We’re trying to cut through all that. With the Science|Business Marketplace, any subscriber can access our Web form, cut-and-paste details of their technology in their own words, and submit it to us for publication. It can be any technology, any country, any type of partner sought – investor, licensee, corporate sponsor or partner. We’ll review the submission and, assuming it’s serious, publish it online on our home page. (See the “Business Leads” box. We’ve re-purposed it to this new service.) We’ll also include it in our weekly email bulletin, which goes out free to a wider audience of technology professionals.

The next step is up to the individual buyers and sellers: they can use the contact details provided to talk off-line, direct. We’d love to know if a deal results; in fact, subscribers can use the same Web form to tell us about that, or any other deal, they like. We’ll consider it for publication – again, in your own words. Our editing role, on both technology opportunities and deal reports, will be simply to filter out noise: no Viagra ads, no perpetual-motion machines, no embarrassing grammatical or spelling mistakes in the titles (a welcome, and free, service to the majority of our scientist-subscribers for whom English is a second language).
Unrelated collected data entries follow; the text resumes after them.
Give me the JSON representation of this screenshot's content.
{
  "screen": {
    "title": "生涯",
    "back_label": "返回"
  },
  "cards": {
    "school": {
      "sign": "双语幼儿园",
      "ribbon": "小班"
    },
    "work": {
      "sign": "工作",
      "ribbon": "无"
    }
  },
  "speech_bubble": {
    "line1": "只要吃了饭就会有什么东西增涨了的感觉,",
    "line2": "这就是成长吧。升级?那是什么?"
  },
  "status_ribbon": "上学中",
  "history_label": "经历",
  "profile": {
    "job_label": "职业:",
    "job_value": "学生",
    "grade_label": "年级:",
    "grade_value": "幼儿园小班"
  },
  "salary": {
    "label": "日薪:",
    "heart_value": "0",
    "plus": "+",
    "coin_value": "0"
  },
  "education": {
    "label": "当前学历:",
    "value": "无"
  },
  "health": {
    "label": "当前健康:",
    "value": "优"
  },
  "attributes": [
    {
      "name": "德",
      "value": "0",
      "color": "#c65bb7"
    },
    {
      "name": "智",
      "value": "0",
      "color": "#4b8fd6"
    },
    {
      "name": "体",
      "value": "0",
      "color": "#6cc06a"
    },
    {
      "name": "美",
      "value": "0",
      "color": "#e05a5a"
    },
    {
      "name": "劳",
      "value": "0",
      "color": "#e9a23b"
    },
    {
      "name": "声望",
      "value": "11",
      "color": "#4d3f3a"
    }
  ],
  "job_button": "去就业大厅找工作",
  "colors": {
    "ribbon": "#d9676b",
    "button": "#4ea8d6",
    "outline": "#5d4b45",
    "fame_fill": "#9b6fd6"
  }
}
It’s easy, simple and cheap – like the Internet should be. In fact, it’s free for existing subscribers (who include everybody with campus email addresses at Imperial College London, ETH-Zürich, TU Delft, Chalmers University of Technology, and Karolinska Institutet.) For non-subscribers: you may email us information ([email protected]) and we’ll consider it for publication, if we think it would be interesting to our subscribers.

More changes

There are other changes on the site, as well. We’re marking more clearly which stories are free and which are accessible only to subscribers. We’ve dropped some news features, and added others, based on subscriber feedback. We’ve changed some of our promotional literature, too, to emphasise our emerging role as a news service that connects buyers and sellers of emerging technologies.

Science|Business, on 13 October, will mark its first year in publishing (yes, party to follow: 9 October in Brussels. Let me know, at [email protected], if you’d like details.)

This new Marketplace service is an experiment, like the company itself. Its purpose, in collaboration with our network of nine leading science universities, is simple: to harness the tools of the Internet towards making it easier for researchers and investors to find each other in the vast world of science and technology. Our aim: to promote enterprise in science.